My research is about scientific methodology, and in particular how scientists build mathematical models to acquire knowledge about complex systems in the world. Typical questions I am interested in exploring are: How do scientists identify phenomena of interest? What kind of simplifications are introduced in models of phenomena, and how are they justified?
I use examples from contemporary sciences and their history to answer these questions. My dissertation, for example, draws from case studies in atmospheric science and oceanography to illustrate the challenges that are tied to identifying phenomena, and what kind of assumptions are made in the process of isolating target systems from their environment.

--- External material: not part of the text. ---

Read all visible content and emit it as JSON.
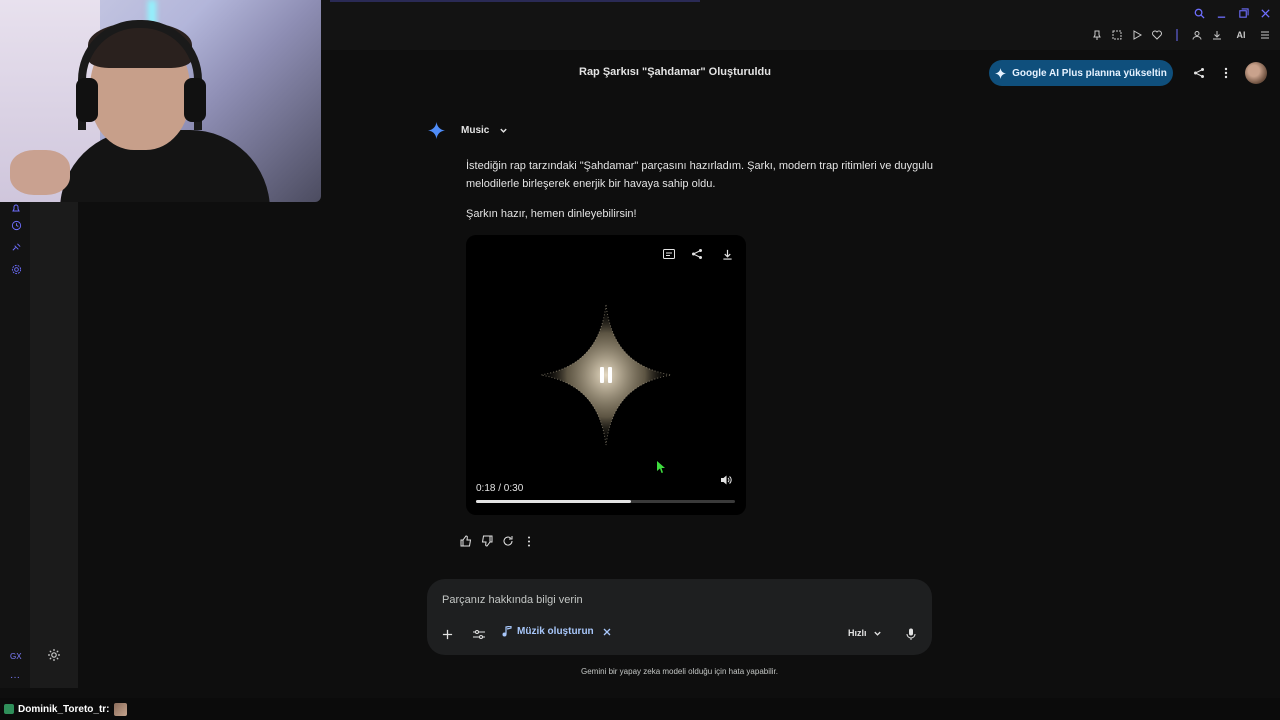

I am also interested in the social and political aspects of climate science, such as issues at the intersection of epistemology, environmental ethics and public policy, in particular issues tied to the Intergovernmental Panel on Climate Change (IPCC).
Baldissera Pacchetti, Marina. “A Role for Spatiotemporal Scales in Modeling”, forthcoming in Studies in History and Philosophy of Science, Part A.
Work in Progress
“Spatiotemporal Scales and Structural Uncertainty”
In this paper I explore the epistemic consequences of the use of scale related assumptions in characterizing phenomena for what some philosophers and climate scientists have called ‘Structural Uncertainty’, which is uncertainty about the form of the equations that represent the phenomenon of interest. I argue that structural uncertainty can arise when there is no clear empirical justification for the use of scale related assumptions. The lack of justification may arise because either the data does not clearly display scale separation, which allows scientists to justify excluding certain smaller scale physics, or because the phenomenon is thought to occur on many different scales.
“Many Theories, One Phenomenon?”
I explore methodological difficulties that scientists face when they have to model a phenomenon the description of which involves integrating different theoretical frameworks. This is a common scenario in climate science: ocean warming and population ecology develop on similar spatial and temporal scales, and are thought to interact. An important methodological question is whether to model these phenomena separately and later integrate them (as usually occurs when integrating different ‘modules’ in climate models) or whether to approach the interaction as a phenomenon in itself.